In just under a month, the Thunder will take part in one of the most bizarre situations we’ve ever seen in sports. Considering there will be a lack of crowds, a crammed schedule, and a layoff longer than any non-lockout offseason, nobody can truly say for sure what the actual basketball will look like at Disney World.
However, if you take a look at the numbers and trends from the Thunder in 2019-20, you can get a decent idea of how this team will operate in the (hopefully) sterile confines of the bubble.
One of the most important factors to consider in the new bubble system is the relentlessly packed nature of the schedule. OKC is just one of six teams tipping off on Day 3, meaning that all 8 seeding games will be played in under two weeks.
So, how will the Thunder handle playing a game every other day, plus one back to back? Judging by their regular season performance, they’ll be just fine.
Oklahoma City’s best two months of the season came in December and January, during a stretch where they only played three games on more than one night’s rest. In those two months, they went 23-9, including a 37-day run without an extended break. Compare that run to October and November where the schedule featured a combined seven games with extended rest, more than the other three and a half months combined.
Of course, there are many reasons why the Thunder have thrived since their 6-11 Thanksgiving record. The newly assembled team needed time to get to know each other, build chemistry, and figure out how to play together. That being said, playing a lot of games in a short time frame is something that the Thunder certainly have not struggled with.
This situation is a double-edged sword, however. While the Thunder performs well in an uptempo schedule, they seem to be shaky after a long break. Immediately following a four-day break to start February, the Thunder needed a late run to put away the hapless Cleveland Cavaliers in the final minute. OKC then lost two of their next three, including a home blowout at the hands of a mediocre San Antonio team. The second-longest (non-All Star) break resulted in a 110-97 beatdown from the young Memphis Grizzlies, which to be fair, looks better in hindsight.
Once the Playoffs come, the Thunder will be missing one of their greatest advantages: the fabled Playoff home-court advantage they enjoy inside Chesapeake Energy Arena. However, when you look at it overall, this actually plays into Oklahoma City’s hands quite nicely.
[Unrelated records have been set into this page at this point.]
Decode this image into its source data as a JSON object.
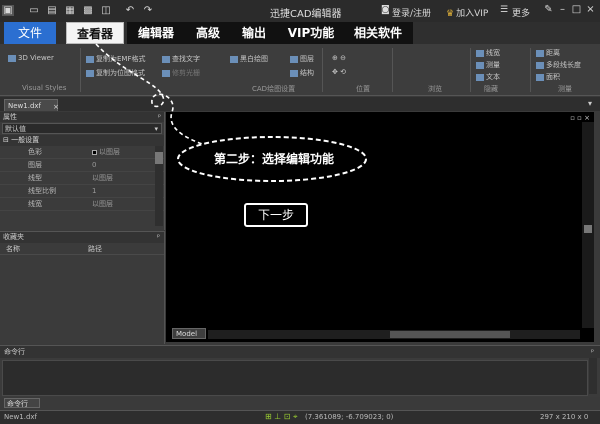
{
  "app": {
    "title": "迅捷CAD编辑器",
    "login_label": "登录/注册",
    "vip_label": "加入VIP",
    "more_label": "更多"
  },
  "tabs": [
    "文件",
    "查看器",
    "编辑器",
    "高级",
    "输出",
    "VIP功能",
    "相关软件"
  ],
  "ribbon": {
    "buttons": [
      "3D Viewer",
      "复制为EMF格式",
      "复制为位图格式",
      "查找文字",
      "修剪光栅",
      "黑白绘图",
      "图层",
      "结构",
      "测量",
      "线宽",
      "文本",
      "距离",
      "多段线长度",
      "面积"
    ],
    "groups": [
      "Visual Styles",
      "CAD绘图设置",
      "位置",
      "浏览",
      "隐藏",
      "测量"
    ]
  },
  "document": {
    "tab_label": "New1.dxf",
    "close_glyph": "×"
  },
  "properties": {
    "header": "属性",
    "pin_glyph": "ᵖ",
    "selector_value": "默认值",
    "section": "⊟ 一般设置",
    "rows": [
      {
        "key": "色彩",
        "value": "以图层"
      },
      {
        "key": "图层",
        "value": "0"
      },
      {
        "key": "线型",
        "value": "以图层"
      },
      {
        "key": "线型比例",
        "value": "1"
      },
      {
        "key": "线宽",
        "value": "以图层"
      }
    ]
  },
  "favorites": {
    "header": "收藏夹",
    "col_name": "名称",
    "col_path": "路径"
  },
  "canvas": {
    "window_controls": "▫ ▫ ×",
    "model_tab": "Model"
  },
  "command": {
    "header": "命令行",
    "tab_label": "命令行"
  },
  "status": {
    "file": "New1.dxf",
    "coords": "(7.361089; -6.709023; 0)",
    "size": "297 x 210 x 0"
  },
  "overlay": {
    "step_text": "第二步：选择编辑功能",
    "next_label": "下一步",
    "colors": {
      "highlight": "#2b6fd1",
      "bubble_border": "#ffffff"
    }
  }
}
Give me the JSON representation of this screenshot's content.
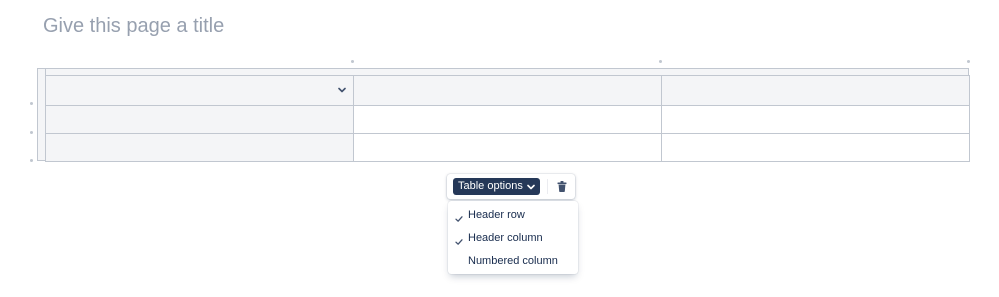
{
  "page": {
    "title_placeholder": "Give this page a title"
  },
  "table": {
    "rows": 3,
    "columns": 3,
    "header_row": true,
    "header_column": true
  },
  "toolbar": {
    "table_options_label": "Table options",
    "table_options_icon": "chevron-down-icon",
    "delete_icon": "trash-icon"
  },
  "table_options_menu": {
    "items": [
      {
        "label": "Header row",
        "checked": true
      },
      {
        "label": "Header column",
        "checked": true
      },
      {
        "label": "Numbered column",
        "checked": false
      }
    ]
  },
  "colors": {
    "header_cell_bg": "#f4f5f7",
    "border": "#c1c7d0",
    "button_bg": "#253858",
    "text": "#172b4d",
    "placeholder": "#97a0af"
  }
}
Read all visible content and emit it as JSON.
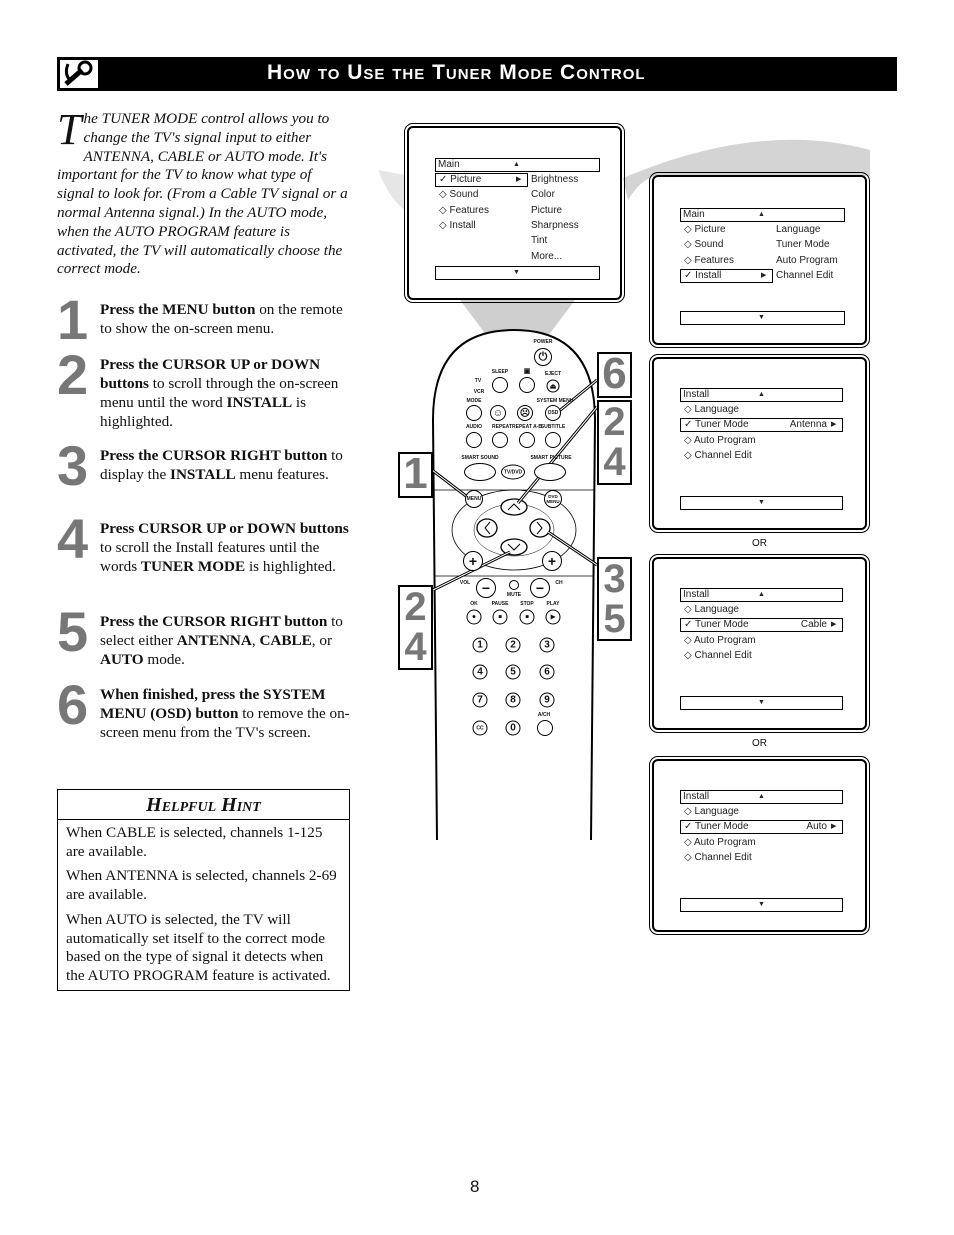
{
  "header": {
    "title": "How to Use the Tuner Mode Control",
    "icon": "wrench-icon"
  },
  "intro": {
    "dropcap": "T",
    "text": "he TUNER MODE control allows you to change the TV's signal input to either ANTENNA, CABLE or AUTO mode. It's important for the TV to know what type of signal to look for. (From a Cable TV signal or a normal Antenna signal.) In the AUTO mode, when the AUTO PROGRAM feature is activated, the TV will automatically choose the correct mode."
  },
  "steps": [
    {
      "num": "1",
      "bold": "Press the MENU button",
      "text": " on the remote to show the on-screen menu."
    },
    {
      "num": "2",
      "bold": "Press the CURSOR UP or DOWN buttons",
      "text": " to scroll through the on-screen menu until the word ",
      "bold2": "INSTALL",
      "text2": " is highlighted."
    },
    {
      "num": "3",
      "bold": "Press the CURSOR RIGHT button",
      "text": " to display the ",
      "bold2": "INSTALL",
      "text2": " menu features."
    },
    {
      "num": "4",
      "bold": "Press CURSOR UP or DOWN buttons",
      "text": " to scroll the Install features until the words ",
      "bold2": "TUNER MODE",
      "text2": " is highlighted."
    },
    {
      "num": "5",
      "bold": "Press the CURSOR RIGHT button",
      "text": " to select either ",
      "bold2": "ANTENNA",
      "text2": ", ",
      "bold3": "CABLE",
      "text3": ", or ",
      "bold4": "AUTO",
      "text4": " mode."
    },
    {
      "num": "6",
      "bold": "When finished, press the SYSTEM MENU (OSD) button",
      "text": " to remove the on-screen menu from the TV's screen."
    }
  ],
  "hint": {
    "title": "Helpful Hint",
    "paragraphs": [
      "When CABLE is selected, channels 1-125 are available.",
      "When ANTENNA is selected, channels 2-69 are available.",
      "When AUTO is selected, the TV will automatically set itself to the correct mode based on the type of signal it detects when the AUTO PROGRAM feature is activated."
    ]
  },
  "screens": [
    {
      "header": "Main",
      "left": [
        "Picture",
        "Sound",
        "Features",
        "Install"
      ],
      "selected": 0,
      "right": [
        "Brightness",
        "Color",
        "Picture",
        "Sharpness",
        "Tint",
        "More..."
      ]
    },
    {
      "header": "Main",
      "left": [
        "Picture",
        "Sound",
        "Features",
        "Install"
      ],
      "selected": 3,
      "right": [
        "Language",
        "Tuner Mode",
        "Auto Program",
        "Channel Edit"
      ]
    },
    {
      "header": "Install",
      "left": [
        "Language",
        "Tuner Mode",
        "Auto Program",
        "Channel Edit"
      ],
      "selected": 1,
      "value": "Antenna"
    },
    {
      "header": "Install",
      "left": [
        "Language",
        "Tuner Mode",
        "Auto Program",
        "Channel Edit"
      ],
      "selected": 1,
      "value": "Cable"
    },
    {
      "header": "Install",
      "left": [
        "Language",
        "Tuner Mode",
        "Auto Program",
        "Channel Edit"
      ],
      "selected": 1,
      "value": "Auto"
    }
  ],
  "or_label": "OR",
  "remote": {
    "power": "POWER",
    "sleep": "SLEEP",
    "eject": "EJECT",
    "tv": "TV",
    "vcr": "VCR",
    "mode": "MODE",
    "system_menu": "SYSTEM MENU",
    "osd": "OSD",
    "audio": "AUDIO",
    "repeat": "REPEAT",
    "repeat_ab": "REPEAT A-B",
    "subtitle": "SUBTITLE",
    "smart_sound": "SMART SOUND",
    "smart_picture": "SMART PICTURE",
    "tvdvd": "TV/DVD",
    "menu": "MENU",
    "dvd_menu": "DVD MENU",
    "vol": "VOL",
    "ch": "CH",
    "mute": "MUTE",
    "ok": "OK",
    "pause": "PAUSE",
    "stop": "STOP",
    "play": "PLAY",
    "digits": [
      "1",
      "2",
      "3",
      "4",
      "5",
      "6",
      "7",
      "8",
      "9"
    ],
    "cc": "CC",
    "zero": "0",
    "ach": "A/CH"
  },
  "callouts": {
    "c1": "1",
    "c6": "6",
    "c24a": "2\n4",
    "c24b": "2\n4",
    "c35": "3\n5"
  },
  "page_number": "8"
}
Not to say the 18,203 screaming fans in oversized blue/white shirts don’t help. However, this edition of the Thunder is one that thrives off of ball movement and methodical play rather than pure energy and triple-digit decibels. Removing the crowd factor doesn’t hurt Oklahoma City as much as many other teams in the league.
Besides, the Thunder actually has performed better on the road (20-11) than have at home (20-13). Sorry to bust that myth, Loud City. I still love ya.
So, what can we expect in Orlando?
Best case scenario, the team comes out hot and is able to ride that moment to Playoff success. Worst case scenario, the Thunder never regains their regular-season rhythm, slip to 7th, get whacked by the Clippers, and promptly ride off into the sunset with Denver’s pick. Not a terrible consolation prize, right?